Ketika garam dikumpulkan dari wilayah Laut Mati, ada garam yang asin dan baik untuk bumbu dapur, ada pula garam yang tawar. Garam yang tawar ini tidak dibuang, tetapi disimpan di Bait Allah di Yerusalem. Pada musim dingin ketika hujan turun, ubin pelataran Bait Allah menjadi licin, dan garam tawar itu ditaburkan untuk mengurangi kelicinan. Begitulah, garam yang tawar itu diinjak-injak orang banyak.
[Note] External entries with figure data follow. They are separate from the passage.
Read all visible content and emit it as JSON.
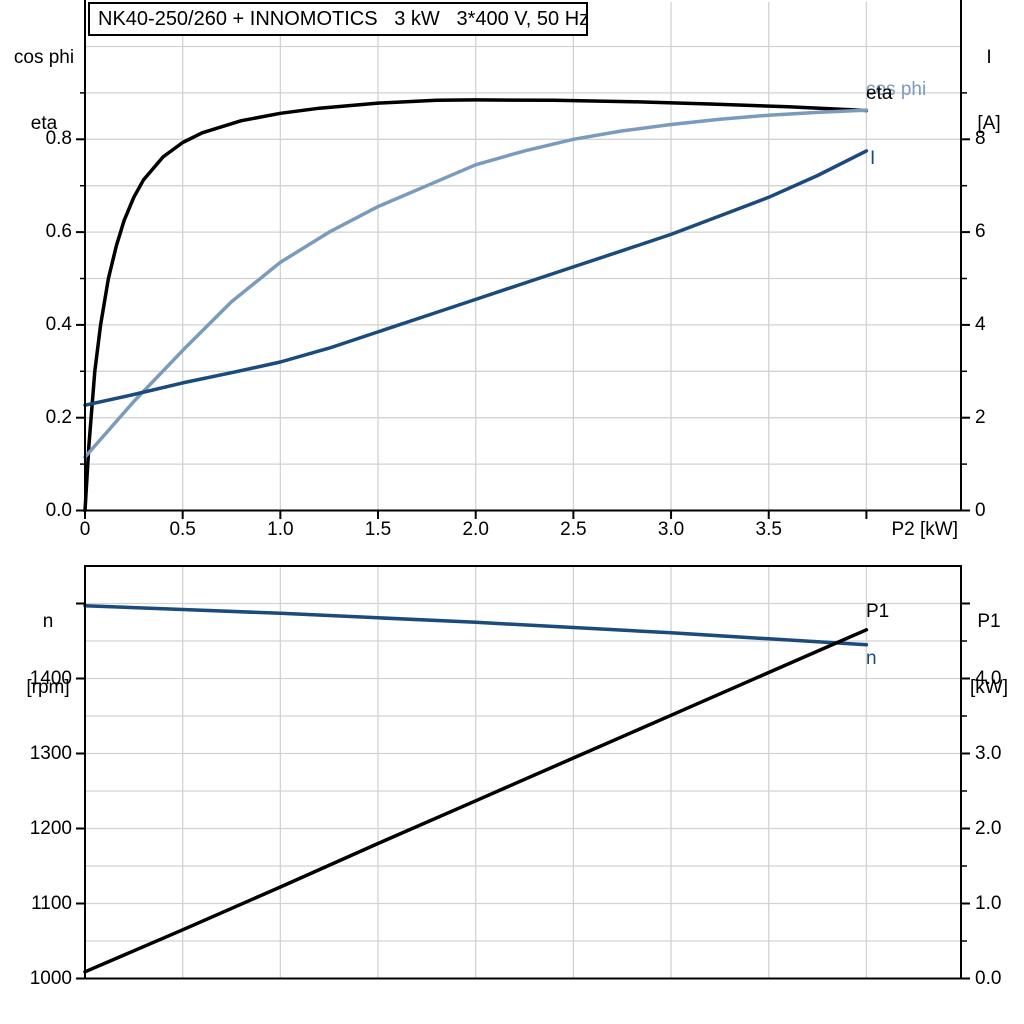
{
  "title": "NK40-250/260 + INNOMOTICS   3 kW   3*400 V, 50 Hz",
  "colors": {
    "black": "#000000",
    "light_blue": "#7a9bbd",
    "dark_blue": "#1a4b7c",
    "grid": "#d2d2d2",
    "axis": "#000000"
  },
  "top_chart": {
    "left_axis_title_line1": "cos phi",
    "left_axis_title_line2": "eta",
    "right_axis_title_line1": "I",
    "right_axis_title_line2": "[A]",
    "x_axis_label": "P2 [kW]",
    "left_ticks": [
      "0.0",
      "0.2",
      "0.4",
      "0.6",
      "0.8"
    ],
    "right_ticks": [
      "0",
      "2",
      "4",
      "6",
      "8"
    ],
    "x_ticks": [
      "0",
      "0.5",
      "1.0",
      "1.5",
      "2.0",
      "2.5",
      "3.0",
      "3.5"
    ],
    "curve_labels": {
      "cos_phi": "cos phi",
      "eta": "eta",
      "current": "I"
    }
  },
  "bottom_chart": {
    "left_axis_title_line1": "n",
    "left_axis_title_line2": "[rpm]",
    "right_axis_title_line1": "P1",
    "right_axis_title_line2": "[kW]",
    "left_ticks": [
      "1000",
      "1100",
      "1200",
      "1300",
      "1400"
    ],
    "right_ticks": [
      "0.0",
      "1.0",
      "2.0",
      "3.0",
      "4.0"
    ],
    "curve_labels": {
      "p1": "P1",
      "n": "n"
    }
  },
  "chart_data": [
    {
      "type": "line",
      "title": "NK40-250/260 + INNOMOTICS   3 kW   3*400 V, 50 Hz",
      "xlabel": "P2 [kW]",
      "ylabel_left": "cos phi / eta",
      "ylabel_right": "I [A]",
      "xlim": [
        0,
        4.48
      ],
      "ylim_left": [
        0,
        1.1
      ],
      "ylim_right": [
        0,
        11
      ],
      "grid": true,
      "legend_position": "right-inline",
      "series": [
        {
          "name": "cos phi",
          "axis": "left",
          "color_key": "black",
          "x": [
            0,
            0.02,
            0.05,
            0.08,
            0.12,
            0.16,
            0.2,
            0.25,
            0.3,
            0.4,
            0.5,
            0.6,
            0.8,
            1.0,
            1.2,
            1.5,
            1.8,
            2.0,
            2.4,
            2.8,
            3.2,
            3.6,
            4.0
          ],
          "y": [
            0,
            0.14,
            0.3,
            0.4,
            0.5,
            0.57,
            0.625,
            0.675,
            0.713,
            0.762,
            0.793,
            0.814,
            0.84,
            0.856,
            0.867,
            0.878,
            0.884,
            0.885,
            0.884,
            0.881,
            0.876,
            0.87,
            0.862
          ]
        },
        {
          "name": "eta",
          "axis": "left",
          "color_key": "light_blue",
          "x": [
            0,
            0.25,
            0.5,
            0.75,
            1.0,
            1.25,
            1.5,
            1.75,
            2.0,
            2.25,
            2.5,
            2.75,
            3.0,
            3.25,
            3.5,
            3.75,
            4.0
          ],
          "y": [
            0.115,
            0.235,
            0.345,
            0.45,
            0.535,
            0.6,
            0.655,
            0.7,
            0.745,
            0.775,
            0.8,
            0.818,
            0.832,
            0.843,
            0.852,
            0.858,
            0.863
          ]
        },
        {
          "name": "I",
          "axis": "right",
          "color_key": "dark_blue",
          "x": [
            0,
            0.25,
            0.5,
            0.75,
            1.0,
            1.25,
            1.5,
            1.75,
            2.0,
            2.25,
            2.5,
            2.75,
            3.0,
            3.25,
            3.5,
            3.75,
            4.0
          ],
          "y": [
            2.27,
            2.5,
            2.75,
            2.97,
            3.2,
            3.5,
            3.85,
            4.2,
            4.55,
            4.9,
            5.25,
            5.6,
            5.95,
            6.35,
            6.75,
            7.22,
            7.75
          ]
        }
      ]
    },
    {
      "type": "line",
      "title": "",
      "xlabel": "",
      "ylabel_left": "n [rpm]",
      "ylabel_right": "P1 [kW]",
      "xlim": [
        0,
        4.48
      ],
      "ylim_left": [
        1000,
        1550
      ],
      "ylim_right": [
        0,
        5.5
      ],
      "grid": true,
      "legend_position": "right-inline",
      "series": [
        {
          "name": "n",
          "axis": "left",
          "color_key": "dark_blue",
          "x": [
            0,
            0.5,
            1.0,
            1.5,
            2.0,
            2.5,
            3.0,
            3.5,
            4.0
          ],
          "y": [
            1497,
            1492,
            1487,
            1481,
            1475,
            1468,
            1461,
            1453,
            1445
          ]
        },
        {
          "name": "P1",
          "axis": "right",
          "color_key": "black",
          "x": [
            0,
            0.5,
            1.0,
            1.5,
            2.0,
            2.5,
            3.0,
            3.5,
            4.0
          ],
          "y": [
            0.09,
            0.65,
            1.22,
            1.8,
            2.37,
            2.94,
            3.51,
            4.08,
            4.65
          ]
        }
      ]
    }
  ]
}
Garam memiliki ciri-ciri yang menggambarkan bagaimana seharusnya pengaruh umat beriman terhadap kehidupan dunia sekitarnya. Garam biasanya digunakan sebagai penyedap rasa. Orang percaya seharusnya menegakkan ke-sadaran moral suatu bangsa, sehingga dalam setiap aspek kehidupan, baik sosial, politik, ekonomi, budaya maupun pendidikan, dapat dirasakan adanya pengaruh dari cara-cara Allah. Jika digunakan untuk menggarami buah anggur, garam membuat buah itu terasa manis. Orang percaya seharusnya dapat pula “memaniskan” kepahitan hati orang-orang yang merasa tertindas dan tersingkir.
Garam dapat digunakan untuk mematikan rumput-rumput liar yang tumbuh pada retakan jalan setapak. Pelanggaran moral yang terjadi di bangsa ini seharusnya dapat dilenyapkan oleh pengaruh jemaat Tuhan. Garam dapat melembutkan es. Kita seharusnya dapat “mencairkan” kebekuan hati orang yang mengeraskan diri dan menentang kebenaran Allah. Dan garam dapat mengawetkan makanan atau membuatnya tidak segera membusuk. Umat kristiani seharusnya juga mempunyai pengaruh yang melindungi bangsa ini dari kemerosotan moral.
Apakah kita ‘asin’ dan memberi dampak bagi lingkungan sekitar kita?
Gereja yang hidup adalah satu-satunya harapan bagi dunia yang sekarat (Andrew Murray).